# My cat goes crazy with dirty socks..Why?



## Lineth

Danna likes dirty socks. I come home from the gym, take off my shoes and she is just there waiting for me to take off my socks. As soon as I do. She bites them, rolls several times on the floor. Rolls and rolls as if she is playing with them. I have tried with clean sock, and she doesn't even pay attention to them. She does the same with my husband's socks. Is she a dirty cat or what? Although I have to admit is funny how crazy she goes with the dirty socks...


----------



## tarah44

They must love the strong odour or something. Angel does the same thing to my boyfriends dirty socks or his sweaty work shirts. As soon as he comes home he sheds his work clothes (construction worker so he sweats all day) and she rolls around in them paying special attention to the armpit area. She has done it to his underwear too! It's weird cuz she does not do that to my stuff nor my daughters, just the man stuff from the man she doesn't like very much! Cats are perplexing animals.


----------



## Rebbie

This reminds me...

My Himalayan Cat Goma Blog

Animals seem to like stinky things.

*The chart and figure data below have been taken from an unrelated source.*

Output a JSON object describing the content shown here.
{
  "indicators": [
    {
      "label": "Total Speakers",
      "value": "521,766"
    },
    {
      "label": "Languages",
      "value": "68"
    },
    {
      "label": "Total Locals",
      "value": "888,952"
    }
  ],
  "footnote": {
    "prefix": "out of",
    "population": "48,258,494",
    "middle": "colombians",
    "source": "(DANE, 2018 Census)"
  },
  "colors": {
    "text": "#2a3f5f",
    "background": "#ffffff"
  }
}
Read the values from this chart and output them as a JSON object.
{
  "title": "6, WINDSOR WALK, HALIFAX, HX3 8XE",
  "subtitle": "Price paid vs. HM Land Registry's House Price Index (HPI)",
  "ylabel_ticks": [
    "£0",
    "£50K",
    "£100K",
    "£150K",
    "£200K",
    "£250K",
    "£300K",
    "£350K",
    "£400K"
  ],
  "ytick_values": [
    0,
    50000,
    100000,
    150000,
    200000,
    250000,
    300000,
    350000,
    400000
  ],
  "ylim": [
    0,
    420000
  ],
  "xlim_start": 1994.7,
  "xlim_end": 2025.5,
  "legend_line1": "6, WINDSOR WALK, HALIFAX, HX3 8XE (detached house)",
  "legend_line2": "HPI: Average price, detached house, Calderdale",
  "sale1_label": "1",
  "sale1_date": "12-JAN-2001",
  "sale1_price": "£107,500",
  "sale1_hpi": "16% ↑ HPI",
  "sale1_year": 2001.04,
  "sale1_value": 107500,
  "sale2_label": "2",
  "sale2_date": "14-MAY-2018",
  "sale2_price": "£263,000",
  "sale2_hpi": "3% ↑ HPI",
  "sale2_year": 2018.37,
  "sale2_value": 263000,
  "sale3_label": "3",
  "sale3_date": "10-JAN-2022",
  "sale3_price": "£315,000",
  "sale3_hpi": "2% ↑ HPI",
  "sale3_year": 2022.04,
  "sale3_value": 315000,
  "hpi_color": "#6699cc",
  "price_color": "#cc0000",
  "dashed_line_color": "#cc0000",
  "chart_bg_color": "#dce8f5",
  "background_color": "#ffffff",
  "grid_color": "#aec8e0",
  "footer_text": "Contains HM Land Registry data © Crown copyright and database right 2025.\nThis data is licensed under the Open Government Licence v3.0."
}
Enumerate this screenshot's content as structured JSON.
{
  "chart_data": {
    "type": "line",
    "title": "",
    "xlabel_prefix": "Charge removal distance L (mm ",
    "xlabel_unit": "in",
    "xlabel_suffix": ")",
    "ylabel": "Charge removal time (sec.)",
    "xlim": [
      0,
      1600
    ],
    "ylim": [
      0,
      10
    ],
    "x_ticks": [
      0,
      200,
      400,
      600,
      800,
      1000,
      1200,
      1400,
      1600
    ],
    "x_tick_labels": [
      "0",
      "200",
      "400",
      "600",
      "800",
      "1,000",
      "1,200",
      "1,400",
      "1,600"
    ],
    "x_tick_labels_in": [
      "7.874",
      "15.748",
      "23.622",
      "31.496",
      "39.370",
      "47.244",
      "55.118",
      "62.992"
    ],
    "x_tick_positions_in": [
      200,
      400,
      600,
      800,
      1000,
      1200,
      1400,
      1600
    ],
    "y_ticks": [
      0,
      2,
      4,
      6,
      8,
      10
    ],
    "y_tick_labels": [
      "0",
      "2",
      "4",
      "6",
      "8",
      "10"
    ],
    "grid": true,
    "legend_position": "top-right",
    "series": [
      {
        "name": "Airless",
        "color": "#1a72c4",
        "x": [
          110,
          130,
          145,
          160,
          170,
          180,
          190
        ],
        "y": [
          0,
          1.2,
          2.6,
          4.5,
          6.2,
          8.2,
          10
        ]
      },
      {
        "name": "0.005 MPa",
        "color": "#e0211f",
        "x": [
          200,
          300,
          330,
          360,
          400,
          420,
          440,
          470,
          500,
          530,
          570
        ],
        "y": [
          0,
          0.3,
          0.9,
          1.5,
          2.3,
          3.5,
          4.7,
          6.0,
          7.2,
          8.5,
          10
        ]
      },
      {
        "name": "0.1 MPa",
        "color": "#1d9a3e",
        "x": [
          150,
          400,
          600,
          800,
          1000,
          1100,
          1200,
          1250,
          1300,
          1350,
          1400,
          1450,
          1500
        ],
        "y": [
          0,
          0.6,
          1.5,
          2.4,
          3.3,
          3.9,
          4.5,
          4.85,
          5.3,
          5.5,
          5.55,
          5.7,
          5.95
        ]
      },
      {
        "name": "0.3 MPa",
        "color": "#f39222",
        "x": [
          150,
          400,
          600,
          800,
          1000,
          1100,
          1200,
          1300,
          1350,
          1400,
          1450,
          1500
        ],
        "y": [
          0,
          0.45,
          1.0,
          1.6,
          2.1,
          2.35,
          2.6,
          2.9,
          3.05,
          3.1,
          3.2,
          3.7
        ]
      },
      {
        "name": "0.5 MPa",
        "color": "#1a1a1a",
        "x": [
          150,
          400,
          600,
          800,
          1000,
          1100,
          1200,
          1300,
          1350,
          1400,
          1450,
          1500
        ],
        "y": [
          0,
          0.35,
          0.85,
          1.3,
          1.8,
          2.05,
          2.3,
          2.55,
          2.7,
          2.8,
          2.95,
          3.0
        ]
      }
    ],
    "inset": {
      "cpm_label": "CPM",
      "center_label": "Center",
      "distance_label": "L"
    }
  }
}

Ella used to sticked her entire nose and her face into my stinkiest shoes and SLEEP like that, Bailey rolls in the stinkiest stuff she can find while out on walks (usually dead animals... ugh.), and I have met cats that stick their noses in my armpits.

I just shrug and attribute it to them not registering 'gross' smells like we do.


----------



## Lineth

*Ewwwwwwwwwwwwwww*

My socks are always wet because I sweat a lot at the gym. My feet don't stink at all but she likes my socks...I don't like her playing with dirty socks but I've tried to give her clean socks and she won't play with them. I can say now she is a dirty lover cat. lol...


----------



## nicole78

lol That's hilarious. Easy cat to please.


----------



## BotanyBlack

Possibly the same reason that Jack sleeps with his head stuffed in my OHs shoes....:wink


----------



## Lineth

*jajjajjajajja*



BotanyBlack said:


> Possibly the same reason that Jack sleeps with his head stuffed in my OHs shoes....:wink


I guess cats like the bad life when it comes to odors :wink:wink:catmilk


----------



## Lineth

*I know huh..*



nicole78 said:


> lol That's hilarious. Easy cat to please.


Yes, she is. I buy her toys a lot of toys, but she prefers shoe laces instead very cheap cat...lol


----------



## jusjim

One word. Salt. OK! Two. Salty sweat.

Zenobi loved to lick the back of my hands if I'd been sweating. Missy's not quite the same, but she does get interested in sweaty hands.


----------



## Penny135

At least she doesnt grab your underwear out of the laundry to play with like my ceasar did. lol


----------



## catloverami

Alkee goes nuts over any guests' shoes....you'd think they walked around in catnip. Zuba sniffs at them, but doesn't get the buzz like she does. She doesn't do it to my shoes or my hubbies, just people who visit. Go figure....


----------